Depois, no meio/fim de minha adolescência, fiquei viciado em crônicas. Luis Fernando Veríssimo, para ser mais exato. Li os livros repetidas vezes, e acho que ainda lembro de muitas das minhas favoritas. Aí chegou o vestibular e boa parte de minha leitura passou pra estudar assuntos aleatórios e matar a lista de literatura obrigatória para as provas. Das listas todas (Fuvest, UFBA e UFF), só gostei de alguns livros. Nenhum deles era muito meu gênero, nenhum deles era deliberadamente fantasia, com mundos totalmente originais, mas sim muito mais pautados em cidades ou estados brasileiros, em épocas passadas.

Passado o vestibular, me afastei de livros, de maneira geral, sem perceber direito. Perto da viagem para o Canadá, porém, comecei a ficar preocupado avaliando entre levar ou não-levar os livros que temos aqui em São Paulo, ou ter entretenimento para todas as horas de vôo. Foi aí que resolvi comprar um Kindle.
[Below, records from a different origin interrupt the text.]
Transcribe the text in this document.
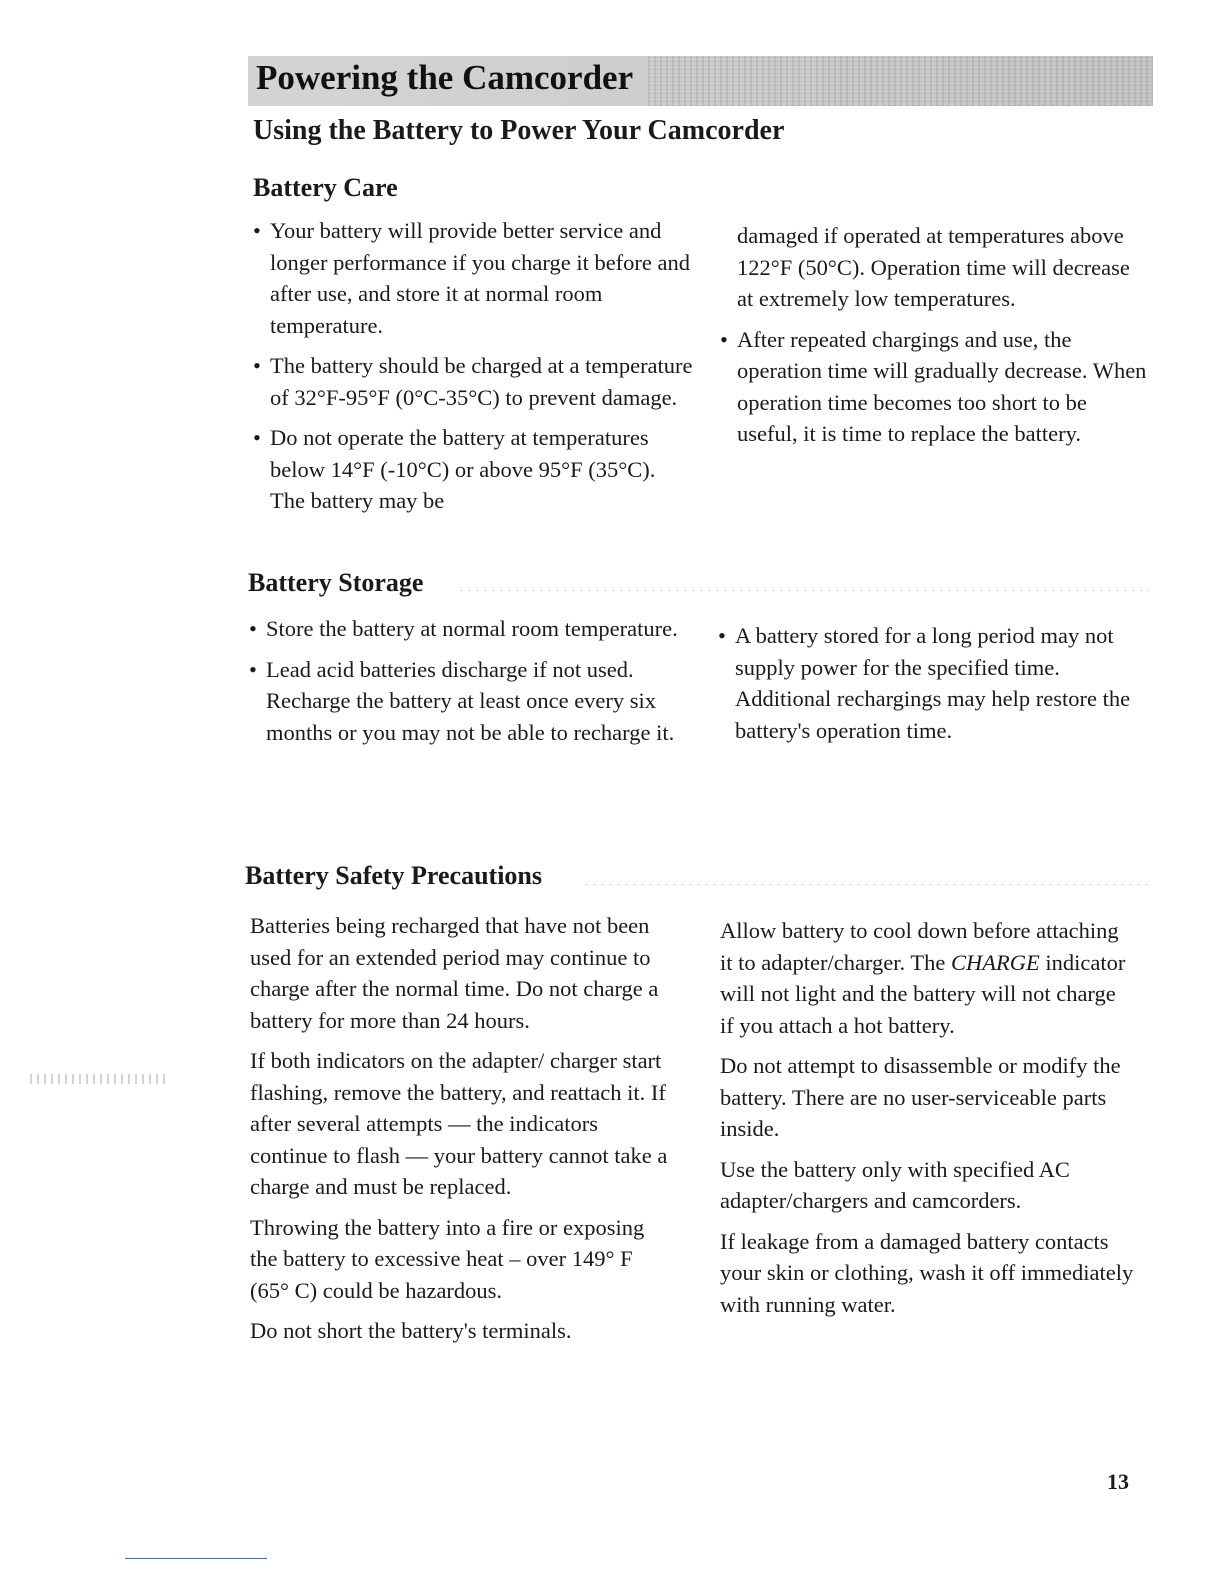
Powering the Camcorder
Using the Battery to Power Your Camcorder
Battery Care
• Your battery will provide better service and longer performance if you charge it before and after use, and store it at normal room temperature.
• The battery should be charged at a temperature of 32°F-95°F (0°C-35°C) to prevent damage.
• Do not operate the battery at temperatures below 14°F (-10°C) or above 95°F (35°C). The battery may be
damaged if operated at temperatures above 122°F (50°C). Operation time will decrease at extremely low temperatures.
• After repeated chargings and use, the operation time will gradually decrease. When operation time becomes too short to be useful, it is time to replace the battery.
Battery Storage
• Store the battery at normal room temperature.
• Lead acid batteries discharge if not used. Recharge the battery at least once every six months or you may not be able to recharge it.
• A battery stored for a long period may not supply power for the specified time. Additional rechargings may help restore the battery's operation time.
Battery Safety Precautions
Batteries being recharged that have not been used for an extended period may continue to charge after the normal time. Do not charge a battery for more than 24 hours.
If both indicators on the adapter/ charger start flashing, remove the battery, and reattach it. If after several attempts — the indicators continue to flash — your battery cannot take a charge and must be replaced.
Throwing the battery into a fire or exposing the battery to excessive heat – over 149° F (65° C) could be hazardous.
Do not short the battery's terminals.
Allow battery to cool down before attaching it to adapter/charger. The CHARGE indicator will not light and the battery will not charge if you attach a hot battery.
Do not attempt to disassemble or modify the battery. There are no user-serviceable parts inside.
Use the battery only with specified AC adapter/chargers and camcorders.
If leakage from a damaged battery contacts your skin or clothing, wash it off immediately with running water.
13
A praticidade do aparato, somada à textura e visibilidade do e-paper me encantaram, e ao abastecer a memória do bicho fui reencontrando essas histórias há muito esquecidas e explorando seus universos com novos olhos, preparados para ver mais fundo do que a história em si, e encontrando significados nas entrelinhas, ou capaz de apreciar melhor as decisões difíceis tomadas pelos personagens. Nenhum deles me decepcionou. Digo isso porque é muito comum com filmes. Tem aqueles que a gente viu no passado, e tem lembrança de como é um puta filme. Reassistindo, anos depois, acabamos por descobrir que não era tão incrível assim, que não era nem um bom filme, na verdade! Então, se nenhum dos livros me decepcionou na segunda leitura, é porque eram bons mesmo!
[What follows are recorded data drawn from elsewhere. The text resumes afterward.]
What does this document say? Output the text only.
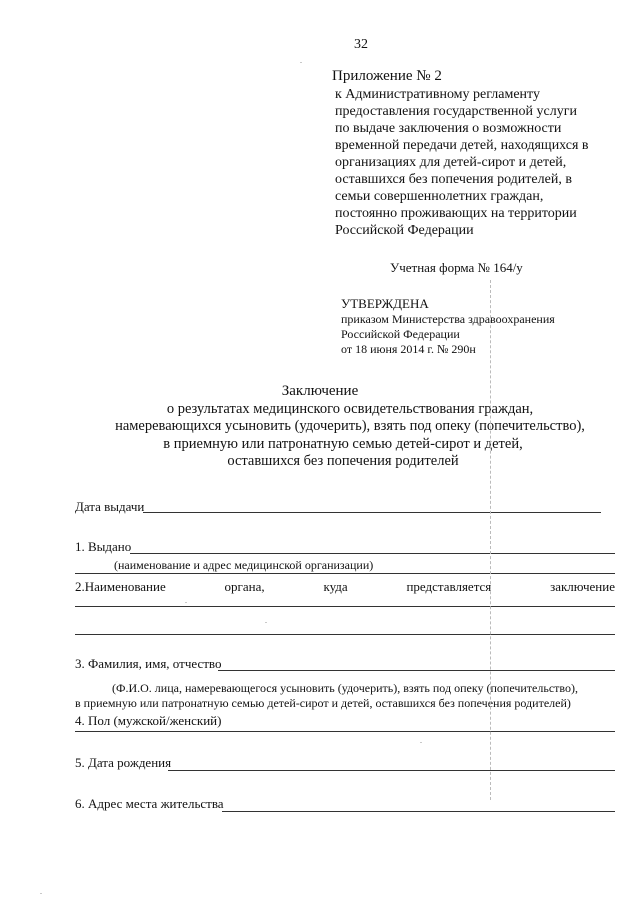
32
Приложение № 2
к Административному регламенту
предоставления государственной услуги
по выдаче заключения о возможности
временной передачи детей, находящихся в
организациях для детей-сирот и детей,
оставшихся без попечения родителей, в
семьи совершеннолетних граждан,
постоянно проживающих на территории
Российской Федерации
Учетная форма № 164/у
УТВЕРЖДЕНА
приказом Министерства здравоохранения
Российской Федерации
от 18 июня 2014 г. № 290н
Заключение
о результатах медицинского освидетельствования граждан,
намеревающихся усыновить (удочерить), взять под опеку (попечительство),
в приемную или патронатную семью детей-сирот и детей,
оставшихся без попечения родителей
Дата выдачи
1. Выдано
(наименование и адрес медицинской организации)
2.Наименование	органа,	куда	представляется	заключение
3. Фамилия, имя, отчество
(Ф.И.О. лица, намеревающегося усыновить (удочерить), взять под опеку (попечительство),
в приемную или патронатную семью детей-сирот и детей, оставшихся без попечения родителей)
4. Пол (мужской/женский)
5. Дата рождения
6. Адрес места жительства
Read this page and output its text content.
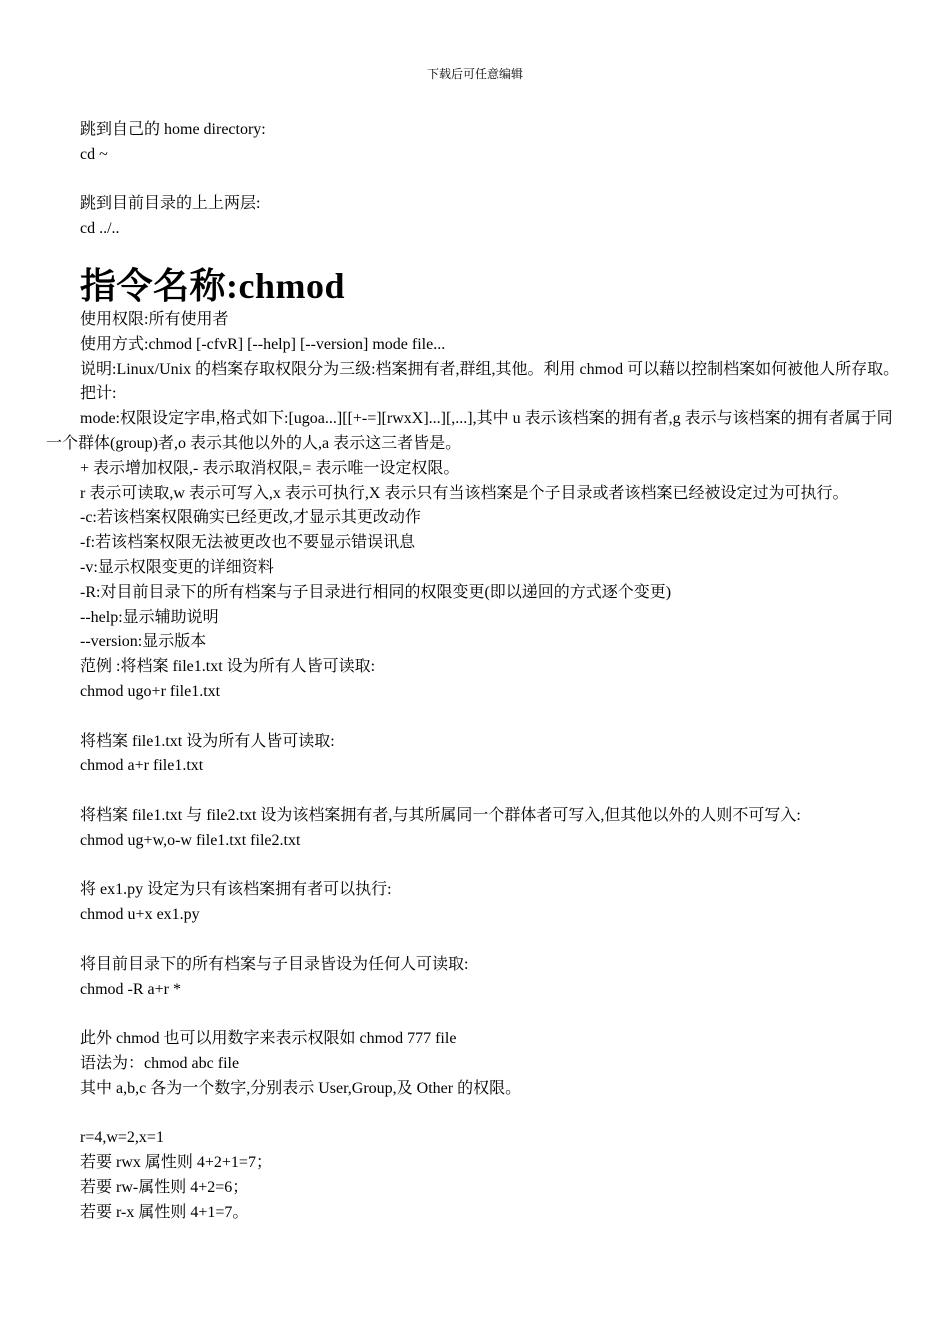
下载后可任意编辑
跳到自己的 home directory:
cd ~
跳到目前目录的上上两层:
cd ../..
指令名称:chmod
使用权限:所有使用者
使用方式:chmod [-cfvR] [--help] [--version] mode file...
说明:Linux/Unix 的档案存取权限分为三级:档案拥有者,群组,其他。利用 chmod 可以藉以控制档案如何被他人所存取。
把计:
mode:权限设定字串,格式如下:[ugoa...][[+-=][rwxX]...][,...],其中 u 表示该档案的拥有者,g 表示与该档案的拥有者属于同一个群体(group)者,o 表示其他以外的人,a 表示这三者皆是。
+ 表示增加权限,- 表示取消权限,= 表示唯一设定权限。
r 表示可读取,w 表示可写入,x 表示可执行,X 表示只有当该档案是个子目录或者该档案已经被设定过为可执行。
-c:若该档案权限确实已经更改,才显示其更改动作
-f:若该档案权限无法被更改也不要显示错误讯息
-v:显示权限变更的详细资料
-R:对目前目录下的所有档案与子目录进行相同的权限变更(即以递回的方式逐个变更)
--help:显示辅助说明
--version:显示版本
范例 :将档案 file1.txt 设为所有人皆可读取:
chmod ugo+r file1.txt
将档案 file1.txt 设为所有人皆可读取:
chmod a+r file1.txt
将档案 file1.txt 与 file2.txt 设为该档案拥有者,与其所属同一个群体者可写入,但其他以外的人则不可写入:
chmod ug+w,o-w file1.txt file2.txt
将 ex1.py 设定为只有该档案拥有者可以执行:
chmod u+x ex1.py
将目前目录下的所有档案与子目录皆设为任何人可读取:
chmod -R a+r *
此外 chmod 也可以用数字来表示权限如 chmod 777 file
语法为：chmod abc file
其中 a,b,c 各为一个数字,分别表示 User,Group,及 Other 的权限。
r=4,w=2,x=1
若要 rwx 属性则 4+2+1=7；
若要 rw-属性则 4+2=6；
若要 r-x 属性则 4+1=7。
Alguns livros depois essa fase passou e o Kindle ficou abandonado numa prateleira em Vancouver. Perto desse retorno para o Brasil, desenterrei o menino, recarreguei, e coloquei umas coisas novas nele. O resultado desse revival é que nesse último mês eu li dez livros. Fui atrás de novas histórias, sem indicações dessa vez, e achei tanto coisas que eram divertidas mas rasas, e outros que apesar de não baterem com meu gosto natural acabaram impressionando e não foram totalmente processados – ainda não entendi porque gostei tanto. Curiosamente, nessa mesma época, reencontrei com Tânia algumas vezes para sessões de bioenergética e a base desse post começou a se formar em minha cabeça.

Só não consegui escrever antes porque tava viciado nos livros e terminando mais um!
Ler muito me dá uma puta vontade de escrever. Se preparem.

Acabei fugindo – sem querer – do cliché – mas nem por isso menos real – de ser transportado para outros mundos e viver aventuras impossíveis, porque todo e qualquer texto que fala de leitura acaba enveredando por esse caminho. Falei muito mais de mim, e da minha relação com os livros. Curioso. Ok, chega de auto-análise.